I’ve been having laptop troubles this week, so I’ve lost the Blur review I’ve been working on, so it’ll be a little while before I get a write up posted of last week’s Southend gig. In the meantime, you’re probably up to speed with how effective and moving a reunion their return is proving, courtesy of last night’s (annoyingly brief) Glastonbury highlights on the BBC. Today’s papers seem to echo my view; that although the band started ever so slightly slowly, before long they gelled perfectly, and played pretty much the perfect festival set. Here’s a quick run-down on the reports I’ve been reading in the Nationals…
Tim Jonze from the Guardian was fabulously impressed, choosing to contrast Blur’s hi-energy performance with the workmanlike sets of Neil Young and Bruce Springsteen. He writes:
"Tonight Blur are sticking their fingers up to dad-rock by falling in love all over again with the dumb art of playing pop music – and playing it loudly. Girls and Boys literally throbs with sordid energy, Song 2 sees the crowd threatening to pogo themselves off the earth's axis, and Parklife turns every man, woman and anarcho-crustie into a cockney geeza. It's hit after hit after hit. From She's So High to the Universal, via Popscene, For Tomorrow and Country House, it's nothing short of relentless.
(…) But for all their energy, it's the sad songs that work best: To the End, The Universal, This is a Low. Weirder still is the reaction to Tender, a song never really rated (at least by me) as a classic, transformed into a joyous hug-a-long that reverberates around the crowd after the first encore and the second encore.
It's at this point – when previously dismissed tracks acquire a new life of their own – that you realise something truly magical is going on. Because tonight's headline slot is not just about the music. It's not even about nostalgia. It's about friendship – and the truly heartwarming sight of two best friends throwing aside their differences and starting afresh."
Nick Hasted, writing for the Independent, noted the emotional undercurrent in the band’s performance, too:
"When Damon Albarn starts to grin five songs into their great Glastonbury comeback, Blur start to look like a band again. And when he breaks down weeping near the end, you know how much it meant. "Beetlebum" is the song where Albarn's errant guitarist and childhood friend Graham Coxon fizzes up his effects pedals, bassist Alex James starts to spin, fag dangling, and you remember Blur were the 1990s' great psychedelic band. (…) It is just before "This Is A Low", the best of Albarn's often deeply personal songs, that he sits on the stage and weeps, utterly overcome by all the times that have just been unstopped. Getting up to sing it is almost heroic."
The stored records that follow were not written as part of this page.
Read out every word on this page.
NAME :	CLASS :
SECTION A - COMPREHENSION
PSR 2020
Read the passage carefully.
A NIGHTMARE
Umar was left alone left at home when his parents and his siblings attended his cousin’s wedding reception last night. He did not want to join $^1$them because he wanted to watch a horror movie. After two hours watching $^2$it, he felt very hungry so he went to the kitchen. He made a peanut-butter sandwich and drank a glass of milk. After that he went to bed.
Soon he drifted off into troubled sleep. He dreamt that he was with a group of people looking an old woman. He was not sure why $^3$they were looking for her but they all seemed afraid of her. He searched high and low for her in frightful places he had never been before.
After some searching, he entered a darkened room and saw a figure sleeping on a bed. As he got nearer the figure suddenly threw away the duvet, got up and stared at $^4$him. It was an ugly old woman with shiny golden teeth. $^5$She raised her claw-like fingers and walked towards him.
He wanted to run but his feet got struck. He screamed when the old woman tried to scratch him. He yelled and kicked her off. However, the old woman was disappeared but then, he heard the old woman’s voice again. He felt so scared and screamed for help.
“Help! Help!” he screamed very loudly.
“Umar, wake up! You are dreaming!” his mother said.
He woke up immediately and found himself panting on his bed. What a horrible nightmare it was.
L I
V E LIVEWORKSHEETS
Here’s Pete Paphides in the Times.
"As for Blur, a simple “Wow!” from Damon Albarn hinted at the scale of their reception. The love their music continues to inspire was measurable in countless moments: the sight of four fans who had gone to the trouble of dressing up as the sad-faced milk cartons in the video of 1999’s Coffee and TV; the spontaneous communal “Yesss!” that greeted Girls and Boys; the way almost everyone present continued to sing the “Oh my baby” refrain of Tender — even after a hair-raisingly beautiful seven-minute performance of the song — so that Blur eventually had to start Country House over it.
If there was one thing that the group’s warm-up gigs of the previous weeks had lacked, it was a fitting arena for Britain to show how much it had missed them.
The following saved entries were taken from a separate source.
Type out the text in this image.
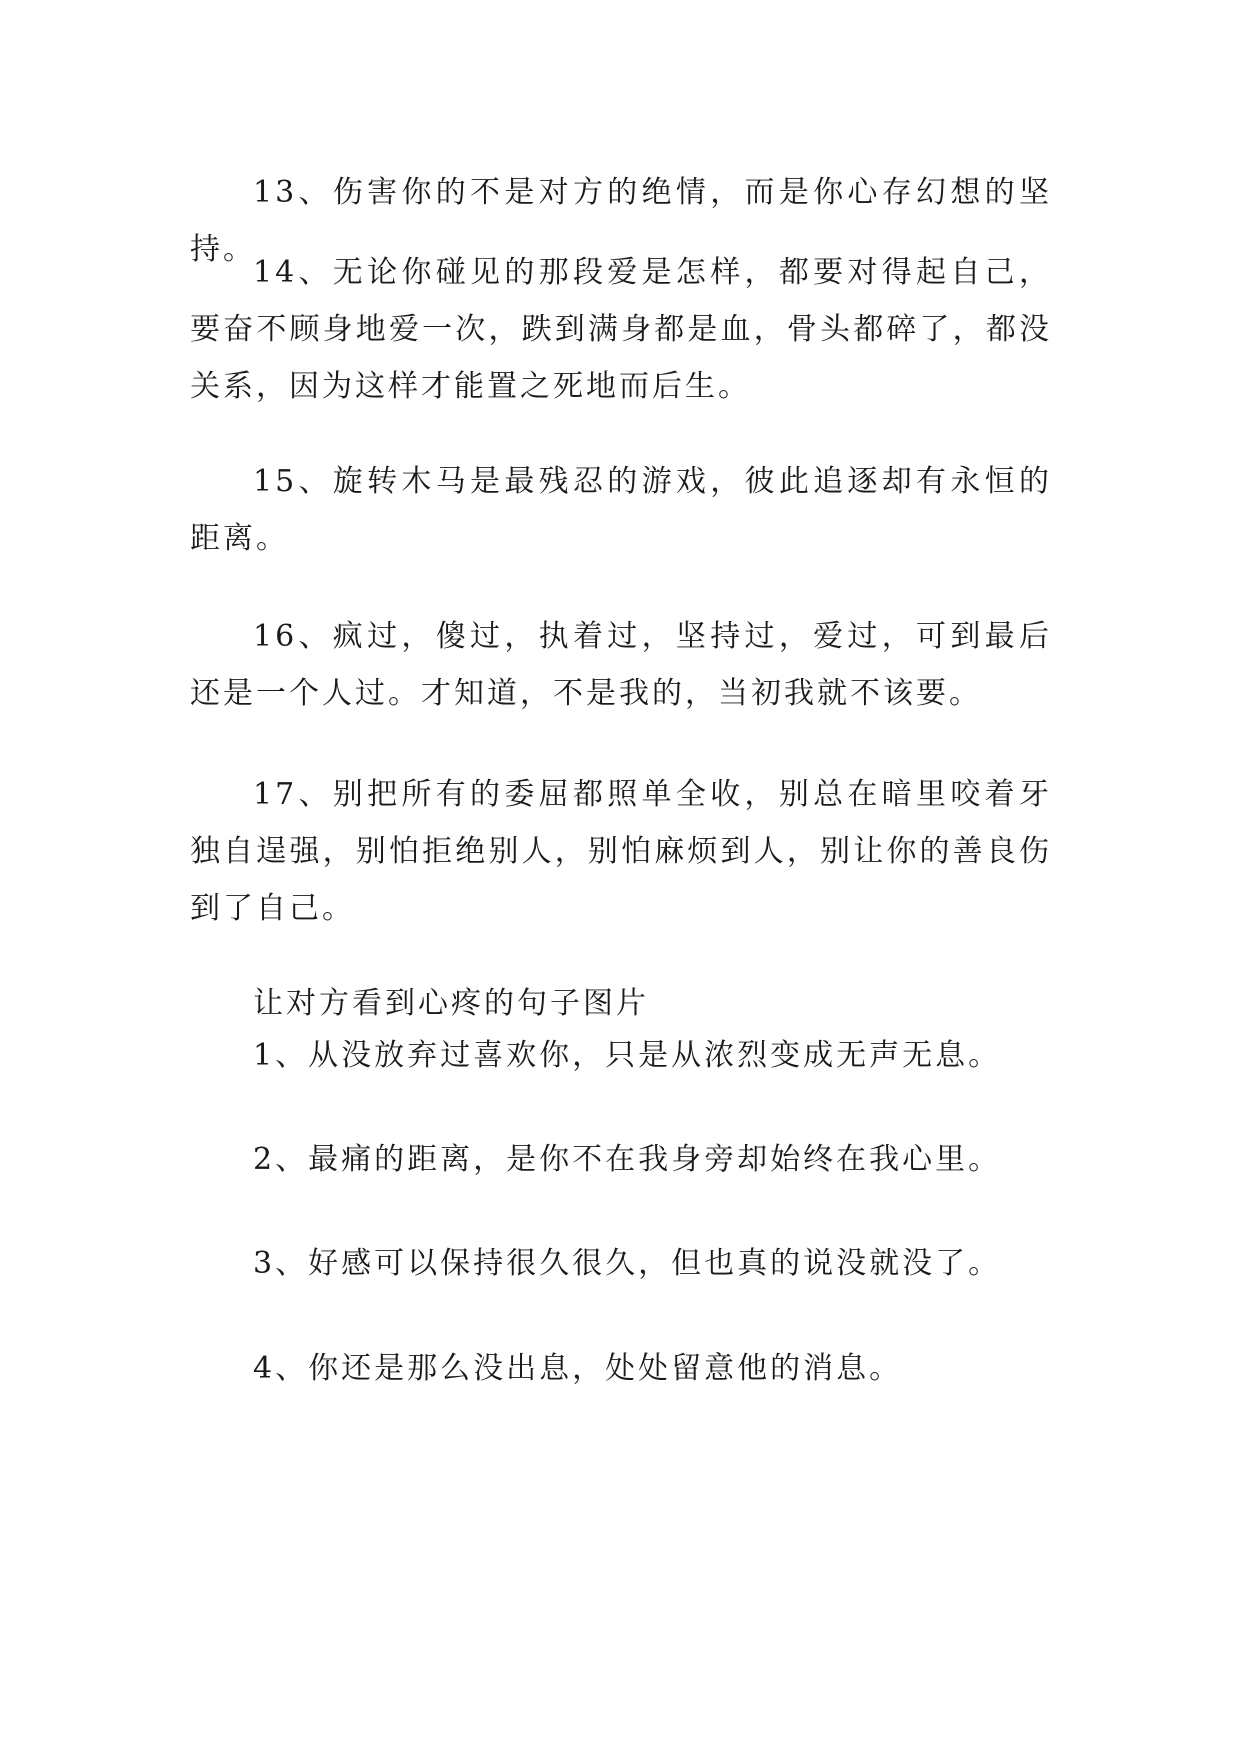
13、伤害你的不是对方的绝情，而是你心存幻想的坚持。

14、无论你碰见的那段爱是怎样，都要对得起自己，要奋不顾身地爱一次，跌到满身都是血，骨头都碎了，都没关系，因为这样才能置之死地而后生。

15、旋转木马是最残忍的游戏，彼此追逐却有永恒的距离。

16、疯过，傻过，执着过，坚持过，爱过，可到最后还是一个人过。才知道，不是我的，当初我就不该要。

17、别把所有的委屈都照单全收，别总在暗里咬着牙独自逞强，别怕拒绝别人，别怕麻烦到人，别让你的善良伤到了自己。

让对方看到心疼的句子图片

1、从没放弃过喜欢你，只是从浓烈变成无声无息。

2、最痛的距离，是你不在我身旁却始终在我心里。

3、好感可以保持很久很久，但也真的说没就没了。

4、你还是那么没出息，处处留意他的消息。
Not here though. Not a chance. A guesting Phil Daniels came on for Parklife and 100,000 people absolutely bellowed the chorus into the night sky. It was perhaps at this point that our memory of how good they were intersected most dramatically with their readiness to confirm it. Had we just witnessed the greatest headlining set in the festival’s history? The eno-o-ormous sense of wellbeing that swept through Worthy Farm suggested we most definitely had."
And lastly, back in the Guardian, the most lyrical, evocative description of the lot, courtesy of Laura Barton.
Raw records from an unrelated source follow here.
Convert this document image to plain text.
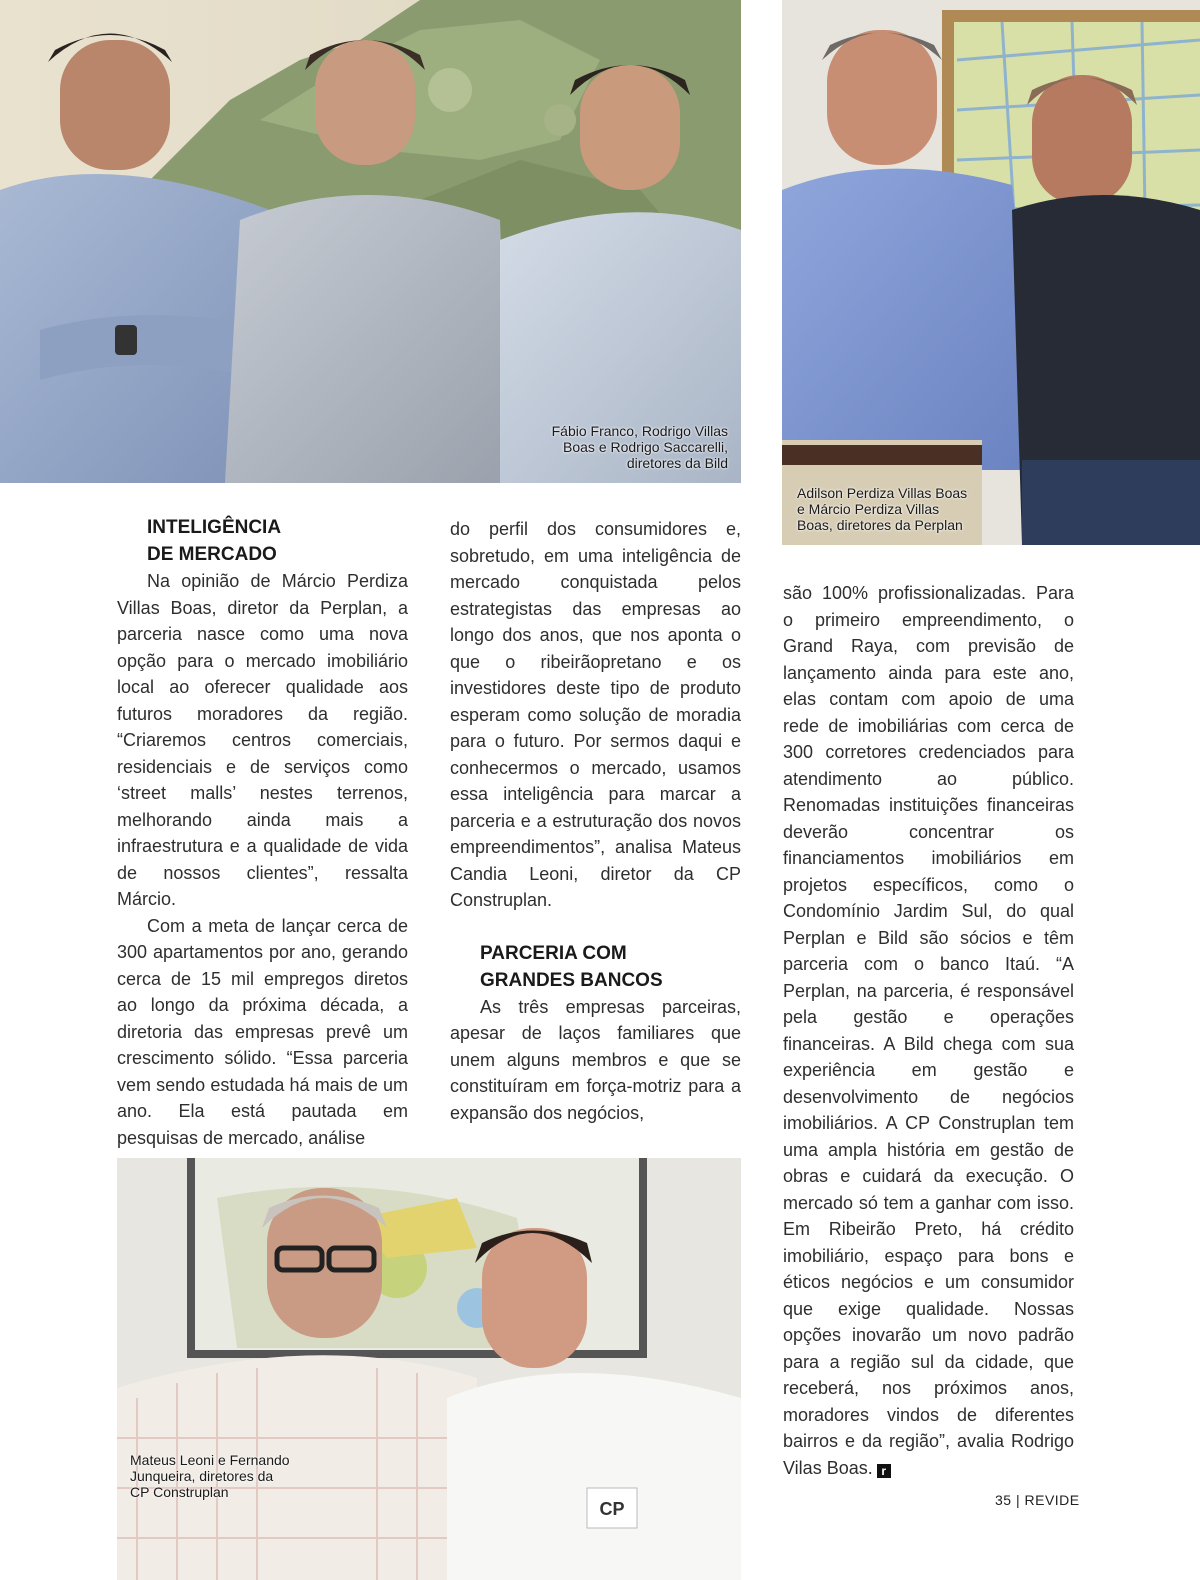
Fábio Franco, Rodrigo Villas
Boas e Rodrigo Saccarelli,
diretores da Bild
Adilson Perdiza Villas Boas
e Márcio Perdiza Villas
Boas, diretores da Perplan
CP
Mateus Leoni e Fernando
Junqueira, diretores da
CP Construplan
INTELIGÊNCIA
DE MERCADO

Na opinião de Márcio Perdiza Villas Boas, diretor da Perplan, a parceria nasce como uma nova opção para o mercado imobiliário local ao oferecer qualidade aos futuros moradores da região. “Criaremos centros comerciais, residenciais e de serviços como ‘street malls’ nestes terrenos, melhorando ainda mais a infraestrutura e a qualidade de vida de nossos clientes”, ressalta Márcio.

Com a meta de lançar cerca de 300 apartamentos por ano, gerando cerca de 15 mil empregos diretos ao longo da próxima década, a diretoria das empresas prevê um crescimento sólido. “Essa parceria vem sendo estudada há mais de um ano. Ela está pautada em pesquisas de mercado, análise

do perfil dos consumidores e, sobretudo, em uma inteligência de mercado conquistada pelos estrategistas das empresas ao longo dos anos, que nos aponta o que o ribeirãopretano e os investidores deste tipo de produto esperam como solução de moradia para o futuro. Por sermos daqui e conhecermos o mercado, usamos essa inteligência para marcar a parceria e a estruturação dos novos empreendimentos”, analisa Mateus Candia Leoni, diretor da CP Construplan.

PARCERIA COM
GRANDES BANCOS

As três empresas parceiras, apesar de laços familiares que unem alguns membros e que se constituíram em força-motriz para a expansão dos negócios,

são 100% profissionalizadas. Para o primeiro empreendimento, o Grand Raya, com previsão de lançamento ainda para este ano, elas contam com apoio de uma rede de imobiliárias com cerca de 300 corretores credenciados para atendimento ao público. Renomadas instituições financeiras deverão concentrar os financiamentos imobiliários em projetos específicos, como o Condomínio Jardim Sul, do qual Perplan e Bild são sócios e têm parceria com o banco Itaú. “A Perplan, na parceria, é responsável pela gestão e operações financeiras. A Bild chega com sua experiência em gestão e desenvolvimento de negócios imobiliários. A CP Construplan tem uma ampla história em gestão de obras e cuidará da execução. O mercado só tem a ganhar com isso. Em Ribeirão Preto, há crédito imobiliário, espaço para bons e éticos negócios e um consumidor que exige qualidade. Nossas opções inovarão um novo padrão para a região sul da cidade, que receberá, nos próximos anos, moradores vindos de diferentes bairros e da região”, avalia Rodrigo Vilas Boas. r

35 | REVIDE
"The audience, elated, even a touch delirious, wills them on; when Albarn's voice gives way a little in Beetlebum, the crowd rushes to catch it. Tender, one of the set's many highlights, is greeted with a warm rush of approval. "I'd forgotten they're a singalong band!" says the man to my right, as the band stops and starts, revs up the chorus once more and then falls silent, the sudden quiet filled by several thousand festival-goers softly singing the song's chorus: "Oh my baby," they lilt, "Oh my baby. Oh why. Oh why." It is one of the sweetest moments of the festival. Their efforts are duly rewarded with an ebulliant rendition of Country House, a song which acquires greater resonance here tonight for the muddy-booted masses. And for Alex James of course.
They haul out the hits: Parklife, This is a Low, To the End, to an increasingly enthusiastic reception. Returning to the stage for a rousing rendition of Song 2, and then again for The Universal, the band looks genuinely delighted as they look out over the flags, over the crowd with its sunburned noses and glitter-smeared faces, and peacock feathers in its hair, and far off to the countryside of Somerset and the floating candles flaring up into the sky. There is a pause as they seem to take in the magnificence of what they have done. And then comes the guitar, and the great singalong continues."